Karena itu, penambahan jumlah tempat tidur untuk pelayanan Covid-19 perlu dipercepat. Melalui Surat Edaran Menteri Kesehatan Nomor 11 Tahun 2021, seluruh rumah sakit di Indonesia diminta meningkatkan kapastias tempat tidur, antara lain dengan mengkonversi tempat tidur yang sebelumnya untuk layanan noncovid-19 menjadi layanan pasien Covid-19.
Rumah sakit di DKI Jakarta, misalnya, kini hanya tersisa 63 tempat tidur. Kondisi ini amat mengkhawatirkan.
Pada rumah sakit yang tingkat keterisian tempat tidur untuk layanan Covid-19 lebih dari 80 persen, konversi tempat tidur untuk isolasi perlu ditambah jadi 40 persen dari semua kapasitas tersedia. Sementara tempat tidur untuk layanan ICU perlu ditambah jadi 25 persen dari seluruh kapasitas. Penambahan ini tidak hanya berlaku pada rumah sakit pemerintah, melainkan juga rumah sakit miliki TNI/Polri serta rumah sakit swasta.
Pengamat kesehatan masyarakat yang sebelumnya pernah menjabat sebagai Direktur Jenderal Pencegahan dan Pengendalian Penyakit Kementerian Kesehatan, Anung Sugihantono menuturkan, fasilitas kesehatan yang kewalahan harus jadi penyadaran bagi warga saat ini kondisinya darurat.

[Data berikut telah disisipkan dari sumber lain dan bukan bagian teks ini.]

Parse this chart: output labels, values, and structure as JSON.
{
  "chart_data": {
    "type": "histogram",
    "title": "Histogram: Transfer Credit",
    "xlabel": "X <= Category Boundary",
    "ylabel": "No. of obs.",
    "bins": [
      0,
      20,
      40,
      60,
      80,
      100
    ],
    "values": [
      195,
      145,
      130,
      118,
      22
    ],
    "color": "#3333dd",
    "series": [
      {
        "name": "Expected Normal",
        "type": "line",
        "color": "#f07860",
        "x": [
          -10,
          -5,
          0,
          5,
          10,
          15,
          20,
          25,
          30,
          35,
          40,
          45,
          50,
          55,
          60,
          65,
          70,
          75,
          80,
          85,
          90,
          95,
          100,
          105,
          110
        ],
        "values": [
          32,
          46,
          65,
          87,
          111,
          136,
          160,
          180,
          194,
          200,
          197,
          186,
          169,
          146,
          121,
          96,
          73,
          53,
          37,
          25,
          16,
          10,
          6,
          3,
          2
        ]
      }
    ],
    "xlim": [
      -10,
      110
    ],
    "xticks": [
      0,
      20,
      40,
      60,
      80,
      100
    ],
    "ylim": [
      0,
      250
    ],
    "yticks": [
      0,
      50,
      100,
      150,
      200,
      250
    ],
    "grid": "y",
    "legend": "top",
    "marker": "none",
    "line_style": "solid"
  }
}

Aturan terkait pembatasan kegiatan masyarkat perlu disosialisasikan menyeluruh berserta alasan pemberlakukan pembatasan tersebut. “Penyadaraan pada masyarat terkait situasi darurat menjadi konsen amat dasar," ungkapnya.

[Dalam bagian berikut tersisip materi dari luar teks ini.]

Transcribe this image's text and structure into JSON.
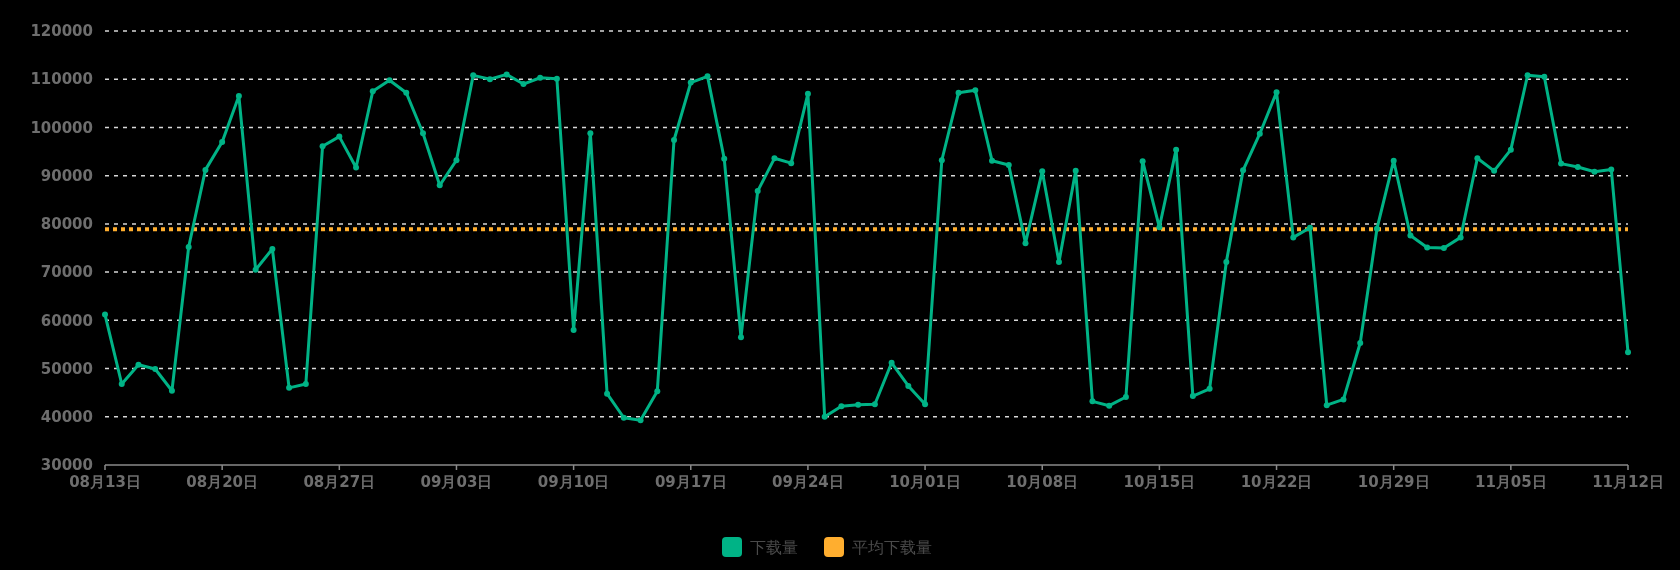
{
  "chart_data": {
    "type": "line",
    "x": [
      "--08-13",
      "--08-14",
      "--08-15",
      "--08-16",
      "--08-17",
      "--08-18",
      "--08-19",
      "--08-20",
      "--08-21",
      "--08-22",
      "--08-23",
      "--08-24",
      "--08-25",
      "--08-26",
      "--08-27",
      "--08-28",
      "--08-29",
      "--08-30",
      "--08-31",
      "--09-01",
      "--09-02",
      "--09-03",
      "--09-04",
      "--09-05",
      "--09-06",
      "--09-07",
      "--09-08",
      "--09-09",
      "--09-10",
      "--09-11",
      "--09-12",
      "--09-13",
      "--09-14",
      "--09-15",
      "--09-16",
      "--09-17",
      "--09-18",
      "--09-19",
      "--09-20",
      "--09-21",
      "--09-22",
      "--09-23",
      "--09-24",
      "--09-25",
      "--09-26",
      "--09-27",
      "--09-28",
      "--09-29",
      "--09-30",
      "--10-01",
      "--10-02",
      "--10-03",
      "--10-04",
      "--10-05",
      "--10-06",
      "--10-07",
      "--10-08",
      "--10-09",
      "--10-10",
      "--10-11",
      "--10-12",
      "--10-13",
      "--10-14",
      "--10-15",
      "--10-16",
      "--10-17",
      "--10-18",
      "--10-19",
      "--10-20",
      "--10-21",
      "--10-22",
      "--10-23",
      "--10-24",
      "--10-25",
      "--10-26",
      "--10-27",
      "--10-28",
      "--10-29",
      "--10-30",
      "--10-31",
      "--11-01",
      "--11-02",
      "--11-03",
      "--11-04",
      "--11-05",
      "--11-06",
      "--11-07",
      "--11-08",
      "--11-09",
      "--11-10",
      "--11-11",
      "--11-12"
    ],
    "series": [
      {
        "name": "下载量",
        "color": "#00b386",
        "values": [
          61200,
          46800,
          50800,
          49900,
          45400,
          75200,
          91200,
          97000,
          106500,
          70500,
          74800,
          46000,
          46800,
          96100,
          98100,
          91700,
          107500,
          109800,
          107200,
          98800,
          88000,
          93200,
          110800,
          110000,
          111000,
          109000,
          110300,
          110100,
          58000,
          98800,
          44800,
          39800,
          39300,
          45300,
          97400,
          109300,
          110600,
          93500,
          56500,
          86800,
          93600,
          92600,
          107000,
          40000,
          42200,
          42500,
          42600,
          51200,
          46400,
          42600,
          93200,
          107200,
          107700,
          93100,
          92200,
          76000,
          90900,
          72100,
          91000,
          43200,
          42300,
          44100,
          93000,
          79300,
          95400,
          44300,
          45800,
          72100,
          91100,
          98700,
          107300,
          77200,
          79200,
          42400,
          43600,
          55300,
          79000,
          93100,
          77600,
          75100,
          75000,
          77200,
          93600,
          91000,
          95400,
          110800,
          110500,
          92500,
          91800,
          90800,
          91300,
          53400
        ]
      }
    ],
    "ref_lines": [
      {
        "axis": "y",
        "value": 78900,
        "label": "平均下载量",
        "color": "#ffae2f",
        "line_style": "dotted"
      }
    ],
    "xlim": [
      "--08-13",
      "--11-12"
    ],
    "xticks": [
      {
        "value": "--08-13",
        "label": "08月13日"
      },
      {
        "value": "--08-20",
        "label": "08月20日"
      },
      {
        "value": "--08-27",
        "label": "08月27日"
      },
      {
        "value": "--09-03",
        "label": "09月03日"
      },
      {
        "value": "--09-10",
        "label": "09月10日"
      },
      {
        "value": "--09-17",
        "label": "09月17日"
      },
      {
        "value": "--09-24",
        "label": "09月24日"
      },
      {
        "value": "--10-01",
        "label": "10月01日"
      },
      {
        "value": "--10-08",
        "label": "10月08日"
      },
      {
        "value": "--10-15",
        "label": "10月15日"
      },
      {
        "value": "--10-22",
        "label": "10月22日"
      },
      {
        "value": "--10-29",
        "label": "10月29日"
      },
      {
        "value": "--11-05",
        "label": "11月05日"
      },
      {
        "value": "--11-12",
        "label": "11月12日"
      }
    ],
    "ylim": [
      30000,
      120000
    ],
    "yticks": [
      30000,
      40000,
      50000,
      60000,
      70000,
      80000,
      90000,
      100000,
      110000,
      120000
    ],
    "grid": "y",
    "legend": "bottom",
    "marker": "circle",
    "line_style": "solid"
  }
}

" Masyarakat harus tahu apa saja risiko jika keluar dari rumah, bagaimana penularan bisa terjadi jika tidak mematuhi protokol kesehatan. Jika terpaksa keluar juga perlu sadar apa mekanisme yang wajib dilakukan. Itu yang harus terus disampaikan berulang agar benar dipahami oleh setiap individu,” ucapnya.
Selain itu, aturan pembatasan sosial perlu dijalankan secara optimal. Kondisi darurat juga perlu dipahami seluruh pemangku kepentingan. Saat ini, aturan yang berlaku justru sifatnya kontraproduktif, misalnya waktu usaha untuk makan di tempat yang diperpanjang serta penambahan persentase kapasitas tempat duduk di pesawat.

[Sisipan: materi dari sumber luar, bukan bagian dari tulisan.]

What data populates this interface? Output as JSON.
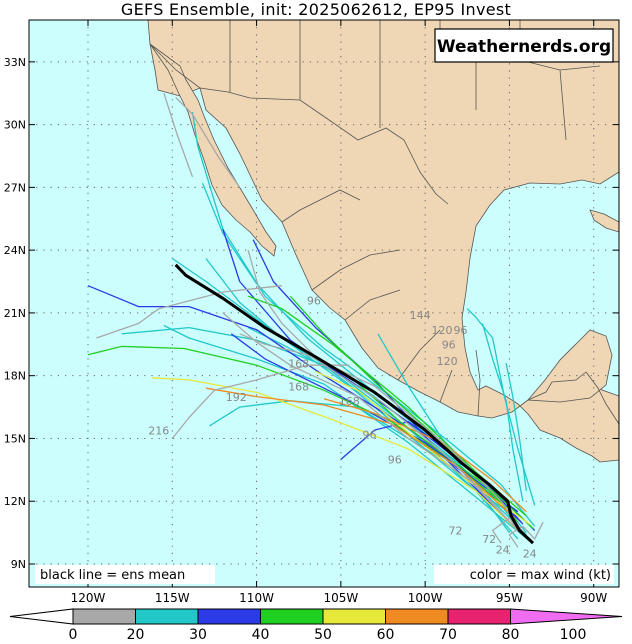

Anung menambahkan, pemberlakukan pembatasan kegiatan masyarakat perlu dipahami secara utuh sebagai bagian upaya pencegahan dan penanggulangan Covid-19. Karena itu, tiap kepala daerah yang memberlakukan aturan pembatasan ini harus memastikan upaya pelacakan, pemeriksaan, serta peningkatan layanan kesehatan bermutu dilaksanakan.
“Upaya 3T (testing, tracing, dan treatment) serta 5M (memakai masker, mencuci tangan, menjaga jarak, menghindari kerumunan, dan mengurangi mobilitias) perlu dikedepankan. Kita tahu bahwa vaksinasi yang berjalan tidak akan selesai dalam enam bulan ke depan, sementara kondisi rumah sakit yang kewalahan sudah terjadi,” ujarnya.
Dihubungi secara terpisah, juru bicara untuk vaksinasi dari Kementerian Kesehatan, Siti Nadia Tarmizi mengatakan, proses registrasi masih jadi kendala utama pada pelaksanaan vaksinasi bagi tenaga kesehatan. Itu karena sistem informasi yang digunakan untuk registrasi belum bisa berjalan secara optimal.
Dari 500.000 tenaga kesehatan yang sudah dikirimkan SMS pemberitahuan vaksinasi, baru sekitar 132.000 orang yang melakukan registrasi. Dari jumlah itu, 111.000 tenaga kesehatan yang bisa divaksinasi. Sementara 21.000 orang lain harus ditunda pelaksanaan vaksinasinya antara lain, karena memiliki komorbid serta memiliki tekanan darah yang tinggi ketika akan divasinasi.
"Untuk mengatasi itu kami membuat aturan bahwa tenaga kesehatan yang sudah mendapatkan SMS namun belum bisa registrasi bisa melakukan pendaftaran secara manual di fasilitas kesehatan tempatnya bekerja yang memenuhi standar vaksinasi," ucap Nadia.